The factory-worker analogy breaks down when you consider that these workers get begged for autographs on the street. The level of fandom that Team Impulse elicits is shocking only until you review the numbers. Take the entire population of Los Angeles and throw in the populations of New York, Chicago, Hong Kong, and Rome — this is the number of humans who will play League of Legends today. Nearly all will be males between 16 and 30. Twenty-seven million people watched last year’s World Championship games, roughly the viewership of the Grammys.
“There is … stress in the game,” Kim says, through his interpreter now. “Some players can’t control their minds. Sometimes they need a coach to teach patience, manners. But more in Korea.” He sweeps his arm in the direction of Team Impulse and smiles, a little shyly, to indicate these minds are all right.

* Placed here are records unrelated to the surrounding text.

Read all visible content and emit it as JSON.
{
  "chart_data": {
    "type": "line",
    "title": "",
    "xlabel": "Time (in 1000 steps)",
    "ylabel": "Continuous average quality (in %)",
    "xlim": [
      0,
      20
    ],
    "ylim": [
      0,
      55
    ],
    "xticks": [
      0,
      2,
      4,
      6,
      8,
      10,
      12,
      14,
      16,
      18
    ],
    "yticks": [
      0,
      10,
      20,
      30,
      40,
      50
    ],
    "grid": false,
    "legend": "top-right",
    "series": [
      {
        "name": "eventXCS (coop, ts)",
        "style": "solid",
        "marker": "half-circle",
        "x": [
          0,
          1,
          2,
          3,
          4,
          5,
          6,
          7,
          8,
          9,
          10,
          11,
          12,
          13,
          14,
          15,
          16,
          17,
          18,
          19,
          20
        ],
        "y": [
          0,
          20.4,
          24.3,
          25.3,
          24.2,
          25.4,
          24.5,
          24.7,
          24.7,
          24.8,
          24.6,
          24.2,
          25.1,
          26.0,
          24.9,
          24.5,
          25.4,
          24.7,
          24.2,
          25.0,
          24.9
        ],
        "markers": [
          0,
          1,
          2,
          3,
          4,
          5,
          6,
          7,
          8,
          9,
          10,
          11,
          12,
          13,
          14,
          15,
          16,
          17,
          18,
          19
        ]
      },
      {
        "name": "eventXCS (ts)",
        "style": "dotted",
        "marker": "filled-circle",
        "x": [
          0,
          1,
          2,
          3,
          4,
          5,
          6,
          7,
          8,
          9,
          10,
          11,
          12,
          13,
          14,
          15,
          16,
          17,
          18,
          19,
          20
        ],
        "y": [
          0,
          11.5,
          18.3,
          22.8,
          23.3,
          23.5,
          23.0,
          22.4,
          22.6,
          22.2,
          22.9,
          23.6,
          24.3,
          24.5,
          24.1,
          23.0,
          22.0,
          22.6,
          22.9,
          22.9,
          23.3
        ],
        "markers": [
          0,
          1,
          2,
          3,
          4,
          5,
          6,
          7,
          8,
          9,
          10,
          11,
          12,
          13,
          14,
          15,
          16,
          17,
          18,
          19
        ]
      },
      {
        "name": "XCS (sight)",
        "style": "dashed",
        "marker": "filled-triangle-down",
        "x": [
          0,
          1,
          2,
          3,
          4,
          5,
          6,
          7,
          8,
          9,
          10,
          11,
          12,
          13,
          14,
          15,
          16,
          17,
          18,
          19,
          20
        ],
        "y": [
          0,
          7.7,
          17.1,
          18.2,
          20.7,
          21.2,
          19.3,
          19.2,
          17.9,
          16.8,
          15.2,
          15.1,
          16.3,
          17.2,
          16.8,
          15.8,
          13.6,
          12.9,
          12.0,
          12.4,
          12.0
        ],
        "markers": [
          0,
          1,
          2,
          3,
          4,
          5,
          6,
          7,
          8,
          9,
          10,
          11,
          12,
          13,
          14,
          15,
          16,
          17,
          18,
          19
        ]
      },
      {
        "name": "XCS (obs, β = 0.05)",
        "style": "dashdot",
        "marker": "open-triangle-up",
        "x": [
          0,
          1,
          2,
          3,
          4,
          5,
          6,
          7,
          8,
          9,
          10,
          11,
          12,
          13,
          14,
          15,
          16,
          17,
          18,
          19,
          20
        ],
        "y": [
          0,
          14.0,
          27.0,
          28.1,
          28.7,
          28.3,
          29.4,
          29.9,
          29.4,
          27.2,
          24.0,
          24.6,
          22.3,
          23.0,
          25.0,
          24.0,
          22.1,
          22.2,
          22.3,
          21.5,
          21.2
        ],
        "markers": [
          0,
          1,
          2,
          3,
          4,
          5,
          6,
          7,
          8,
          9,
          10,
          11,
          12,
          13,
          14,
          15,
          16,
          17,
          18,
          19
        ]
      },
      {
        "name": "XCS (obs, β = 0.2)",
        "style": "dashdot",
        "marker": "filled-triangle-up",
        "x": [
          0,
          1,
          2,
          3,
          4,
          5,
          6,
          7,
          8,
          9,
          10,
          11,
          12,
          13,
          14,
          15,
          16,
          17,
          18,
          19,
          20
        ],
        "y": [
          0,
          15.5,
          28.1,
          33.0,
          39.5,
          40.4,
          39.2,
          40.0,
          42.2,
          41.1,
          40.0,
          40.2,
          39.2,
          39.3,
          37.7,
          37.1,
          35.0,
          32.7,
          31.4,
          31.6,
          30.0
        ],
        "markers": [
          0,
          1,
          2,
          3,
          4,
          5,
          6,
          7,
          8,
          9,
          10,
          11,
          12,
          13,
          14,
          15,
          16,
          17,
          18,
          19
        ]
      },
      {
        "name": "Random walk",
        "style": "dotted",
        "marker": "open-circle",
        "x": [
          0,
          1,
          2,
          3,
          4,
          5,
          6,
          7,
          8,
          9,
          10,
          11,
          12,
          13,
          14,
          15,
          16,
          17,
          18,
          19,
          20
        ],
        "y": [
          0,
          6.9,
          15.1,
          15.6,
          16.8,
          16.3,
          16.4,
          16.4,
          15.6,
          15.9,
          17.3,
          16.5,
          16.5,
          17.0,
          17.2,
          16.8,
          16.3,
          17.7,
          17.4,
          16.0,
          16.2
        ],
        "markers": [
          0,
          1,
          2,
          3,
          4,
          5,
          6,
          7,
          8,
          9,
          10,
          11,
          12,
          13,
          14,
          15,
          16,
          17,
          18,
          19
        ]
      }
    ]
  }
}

It’s getting late and another scrim has begun. Kim continues to do what he did all day, watching the screen above the fireplace, jotting stuff down, occasionally drifting over to stand behind the frantically tapping players. Except for the occasional suggestion (“Go back,” “Teleport”), he doesn’t say much. Inspirational, Vince Lombardi–style life lessons hold little appeal; Kim’s coaching mostly involves helping his players not get a fireball or crescent blade to the dome.
If the job does not look altogether strenuous, that’s because this isn’t the tough part. “The hardest is losing. It means I did not teach them well,” Kim says. “I cry on the inside!” He smiles. “But it’s OK.”
At last the scrim block ends. “GG,” a few players mumble. Good game. Three slip out for food. Weirdly, and sort of sweetly, they leave the front door wide open. Either they’re one with the goodness of Redondo Beach, or really they’re still just kids, living a fantasy within a fantasy — behind the scrying orbs and the menacing minions, the teenage dream of getting paid to play video games all day and all night. Coach Kim stays behind, thumbing through his notes. Through the blinds, the sun is setting. A beachy breeze comes in from the front door and up the grand staircase. Has Kim been in the ocean yet, just down the street?
“Not yet,” he replies with a bashful smile.
The interpreter explains the question. “Probably no,” Kim answers, still smiling.